The filesystem ACLs are not relevant, and so I’m not sure what you mean by “at the file-system level.” This is a service-level constraint; see the --append-only flag of the REST server for a description of this mode.

I can’t really figure out what this means, either. Files in a restic repository are never changed. So no, I would not want any changes copied because a change is either a bug or malicious.

I would only want new files to be copied, and I would want the remote service to enforce this.

We already have a service that enforces this (rest-server --append-only) but we do not have a client (to my knowledge) that can use this service as a synchronization destination.

Or the write has not finished yet (or was interrupted) and yes, I think this does depend on the file system, depending on how it coordinates readers and writers.

Not asking about ACLs, just asking how you define an append.
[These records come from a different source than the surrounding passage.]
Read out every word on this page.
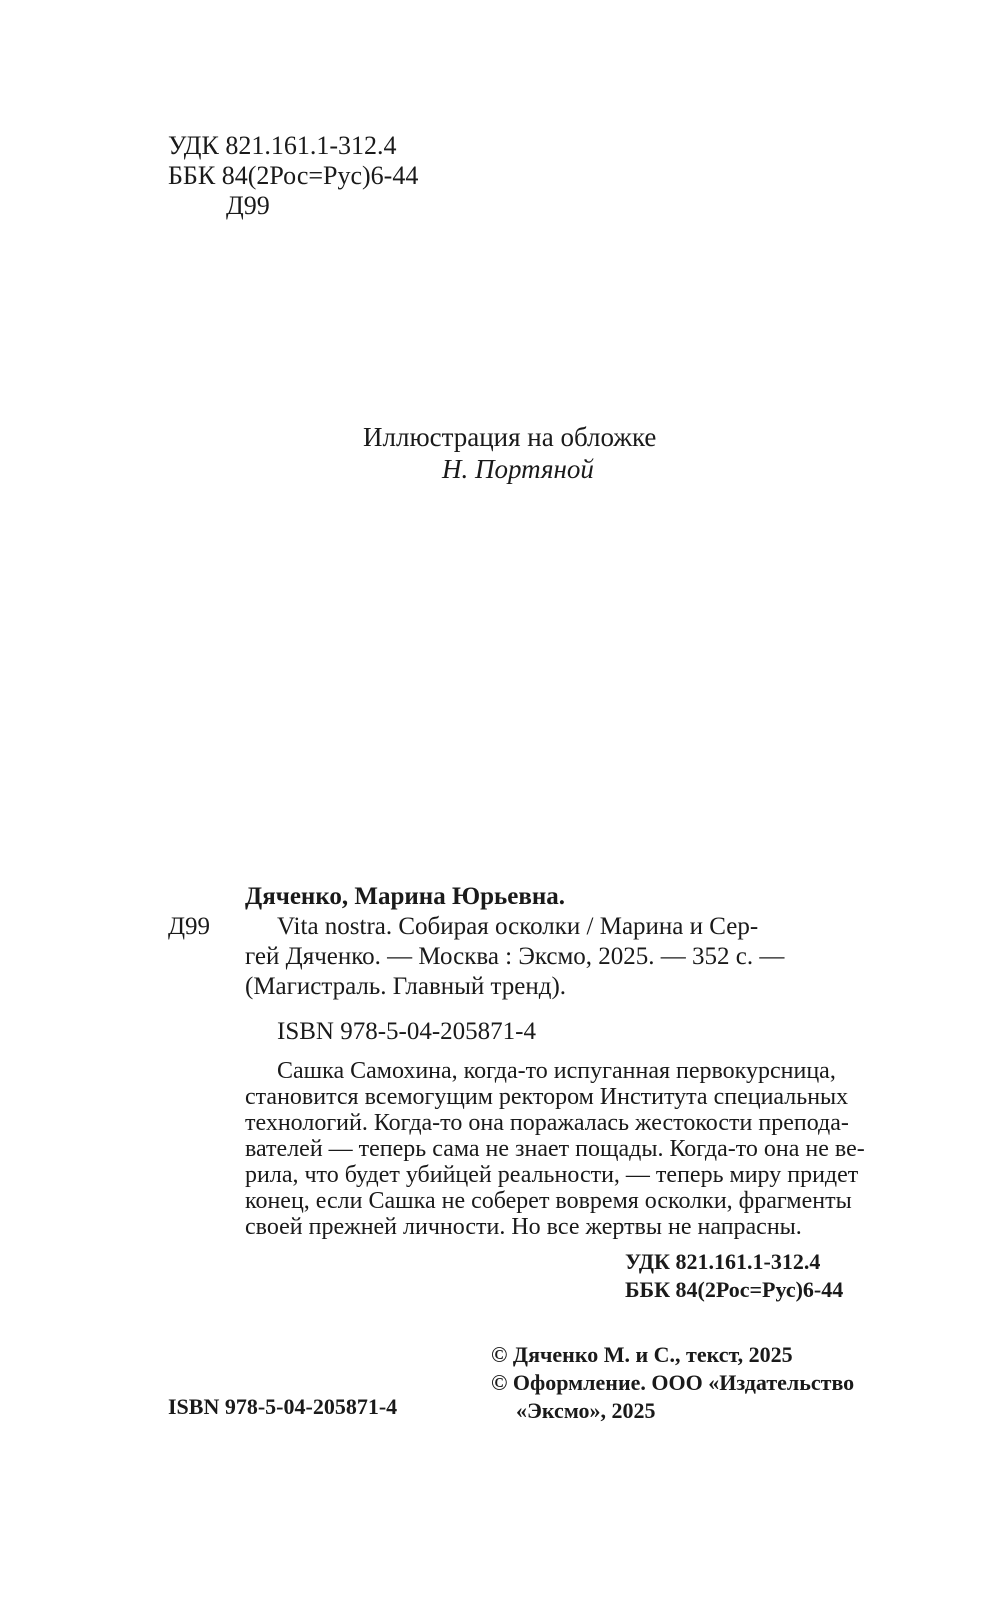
УДК 821.161.1-312.4
ББК 84(2Рос=Рус)6-44
Д99
Иллюстрация на обложке
Н. Портяной
Дяченко, Марина Юрьевна.
Д99	Vita nostra. Собирая осколки / Марина и Сер-
гей Дяченко. — Москва : Эксмо, 2025. — 352 с. —
(Магистраль. Главный тренд).
ISBN 978-5-04-205871-4
Сашка Самохина, когда-то испуганная первокурсница,
становится всемогущим ректором Института специальных
технологий. Когда-то она поражалась жестокости препода-
вателей — теперь сама не знает пощады. Когда-то она не ве-
рила, что будет убийцей реальности, — теперь миру придет
конец, если Сашка не соберет вовремя осколки, фрагменты
своей прежней личности. Но все жертвы не напрасны.
УДК 821.161.1-312.4
ББК 84(2Рос=Рус)6-44
ISBN 978-5-04-205871-4
© Дяченко М. и С., текст, 2025
© Оформление. ООО «Издательство
«Эксмо», 2025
An append is a kind of modification – so if a file is appended to, is that a valid change?

If there’s going to be a service that enforces “append-only” we need to be specific about what “append” means.

If file names are a hash of their raw content (I believe this is the case?) the append-only service can trivially detect and simply reject incomplete uploads.

I assumed this term was fairly well-understood as the mode implemented by the REST server?

The goal is to allow new content to be added but disallow the removal or corruption of existing content. Any definition of “append only” that accomplishes that goal is fine with me.

You’re talking about a failed write so that restic retries the upload/save operation? When a file is written to a backend within restic, the data is already complete (so we know the SHA2 hash of its contents) and sits waiting in a temp file. The local backend will then open the file in the repo (with O_CREATE and O_EXCL), copy the content from the temp file over, then flush the file and close it. If anything goes wrong, the file is removed and restic tries again.

So, after the file is closed successfully, restic won’t touch it again.

I thought of a possible solution. On the system being backed up, serve the local repository somehow, such as over HTTP (with IP whitelist, firewall, VPN, and/or authentication to limit access) and then use rclone copy --ignore-existing on the off-site system to pull from the local system, but not overwrite any files that already exist. (Obviously other protocols could also be used.)

This way, instead of pushing data to the off-site system with a service that must be configured not to accept deletions or modifications, the off-site system pulls just the new files.

Obviously, this only works if there are no concurrent backups. Otherwise, it may be necessary to run restic check following a copy to ensure everything is okay.

Edit: There may be a much better rclone option:

--immutable    Do not modify files. Fail if existing files have been modified.